Она рассмеялась и пожелала ему спокойной ночи, Какое-то время Квиллер не отрываясь, смотрел на телефонный аппарат. Он думал о том, что если бы Дональд подождал ещё двадцать четыре часа, то мог бы выдать собственную мать и получить вознаграждение… а мог бы и поделить с ней вырученную сумму.
Не обращая внимания на кошачий хор, Квиллер принялся рассматривать книгу. Чёрная обложка посерела от десятилетиями роняемой на неё муки: Айрис всегда гордилась своим кулинарным неряшеством. Книга распухла от вставленных страничек и пожелтевших газетных вырезок, заляпанных и щедро измазанных невесть чем. Квиллеру показалось, что среди этих пятен он различает следы бекона, томатного сока, оливкового масла, шоколада, кофе и крови. Некоторые строчки, написанные и без того неразборчивым почерком, были размыты. Журналист направился в свой кабинет и напечатал сообщение для «Всякой всячины» и «Локмастерского вестника»:
Пропавшая кулинарная книга, принадлежавшая Айрис Кобб, анонимно возвращена своему законному владельцу, Фонду Клингеншоенов, который намерен опубликовать её. По словам представителя Фонда К., обещание заплатить 10 000 долларов всякому, кто сообщит о местонахождении книга, не принесло должных результатов. Пропажа возвращена добровольно, и никакого расследования по этому делу предпринято не будет.
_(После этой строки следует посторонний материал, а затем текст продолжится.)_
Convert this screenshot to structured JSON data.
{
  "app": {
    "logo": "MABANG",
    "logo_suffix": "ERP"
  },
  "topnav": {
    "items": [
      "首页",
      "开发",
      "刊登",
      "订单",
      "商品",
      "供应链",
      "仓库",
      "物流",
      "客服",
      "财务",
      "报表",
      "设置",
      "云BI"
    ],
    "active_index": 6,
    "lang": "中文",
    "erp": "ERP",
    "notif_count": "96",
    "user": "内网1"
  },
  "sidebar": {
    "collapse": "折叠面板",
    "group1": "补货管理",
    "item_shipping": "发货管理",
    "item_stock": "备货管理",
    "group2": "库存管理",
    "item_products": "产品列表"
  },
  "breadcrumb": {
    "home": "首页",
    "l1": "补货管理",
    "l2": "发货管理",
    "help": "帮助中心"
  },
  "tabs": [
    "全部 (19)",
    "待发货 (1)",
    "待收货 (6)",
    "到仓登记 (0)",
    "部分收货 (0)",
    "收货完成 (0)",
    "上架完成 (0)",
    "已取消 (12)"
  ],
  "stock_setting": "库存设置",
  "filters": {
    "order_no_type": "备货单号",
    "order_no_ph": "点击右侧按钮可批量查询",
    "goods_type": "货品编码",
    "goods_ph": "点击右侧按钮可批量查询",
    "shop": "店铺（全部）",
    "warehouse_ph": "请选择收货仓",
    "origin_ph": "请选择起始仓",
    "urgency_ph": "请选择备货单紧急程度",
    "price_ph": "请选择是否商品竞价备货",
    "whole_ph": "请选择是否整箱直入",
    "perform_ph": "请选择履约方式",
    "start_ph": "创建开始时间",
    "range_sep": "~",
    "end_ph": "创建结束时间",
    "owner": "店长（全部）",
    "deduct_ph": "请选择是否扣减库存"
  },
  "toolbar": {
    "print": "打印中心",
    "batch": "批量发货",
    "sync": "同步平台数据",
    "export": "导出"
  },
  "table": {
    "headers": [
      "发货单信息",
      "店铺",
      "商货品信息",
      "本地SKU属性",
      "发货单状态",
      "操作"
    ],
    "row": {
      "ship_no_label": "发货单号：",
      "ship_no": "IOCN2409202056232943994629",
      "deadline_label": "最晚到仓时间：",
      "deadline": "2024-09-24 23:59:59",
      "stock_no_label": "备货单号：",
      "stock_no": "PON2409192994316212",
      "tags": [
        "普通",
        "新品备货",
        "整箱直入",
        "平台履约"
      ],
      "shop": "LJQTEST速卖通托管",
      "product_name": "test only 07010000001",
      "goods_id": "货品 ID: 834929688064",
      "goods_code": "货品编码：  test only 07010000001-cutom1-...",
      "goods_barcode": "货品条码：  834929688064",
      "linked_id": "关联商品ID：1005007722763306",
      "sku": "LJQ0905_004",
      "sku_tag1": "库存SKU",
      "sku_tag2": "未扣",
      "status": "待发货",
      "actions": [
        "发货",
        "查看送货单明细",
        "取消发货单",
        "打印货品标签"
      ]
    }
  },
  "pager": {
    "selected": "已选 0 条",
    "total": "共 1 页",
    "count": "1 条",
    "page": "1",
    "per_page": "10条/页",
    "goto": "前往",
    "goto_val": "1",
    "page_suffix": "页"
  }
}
Телефон зазвонил именно тогда, когда Квиллер выдавал сиамцам ломтики мясного хлебца. Вместо ответного приветствия в трубке послышалось тяжёлое дыхание.
– Алло! – повторил Квиллер, усиливая вопросительную интонацию голоса.
– Я собираюсь покончить с собой, – сообщил звонивший очень высоким голосом. Фраза была произнесена монотонно, но фальцет выдавал отчаяние.
– Что? Что вы сказали? Это ты, Обри?
– Я собираюсь покончить с собой.
– Где ты? У матери?
– Нет, я вернулся домой. Вернулся, чтобы взять ружье. Я застрелюсь.
Квиллеру и раньше приходилось слышать угрозы самоубийц. Обри сейчас необходимо было с кем-нибудь поговорить.
– Как мама отнеслась к твоему уходу?
– Я ей ничего не сказал.
– Как ты добрался до дома?
– Пешком.
– А что, мама не видела, как ты уходил?
– Нет, она копалась в саду.
– Тебе не кажется, что ты должен был её предупредить?
– Я ей не нужен. У неё есть внуки. Я застрелюсь.
– Но кто тогда будет заботиться о твоих пчёлах? Ты нужен им! Ты ведь сам мне говорил, что они твои друзья.
– Их больше нет. Я их выкурил.
– Ты обвиняешь их в том, что случилось? Они не знали, что делали.
В трубке опять послышалось тяжёлое дыхание.
– Я схожу с ума. Не могу есть. Не могу спать. Я застрелюсь.
– Послушай, Верзила, подожди минутку. Мы должны с тобой всё обсудить. Я – твой друг. И хочу знать что беспокоит тебя.
– У меня есть ружье старика. Я направлю его себе под подбородок и нажму на курок.
– Хорошо, но только ничего не делай без меня. Я выезжаю прямо сейчас – ты меня слышишь? Приеду через десять минут. Включи фонари у дома.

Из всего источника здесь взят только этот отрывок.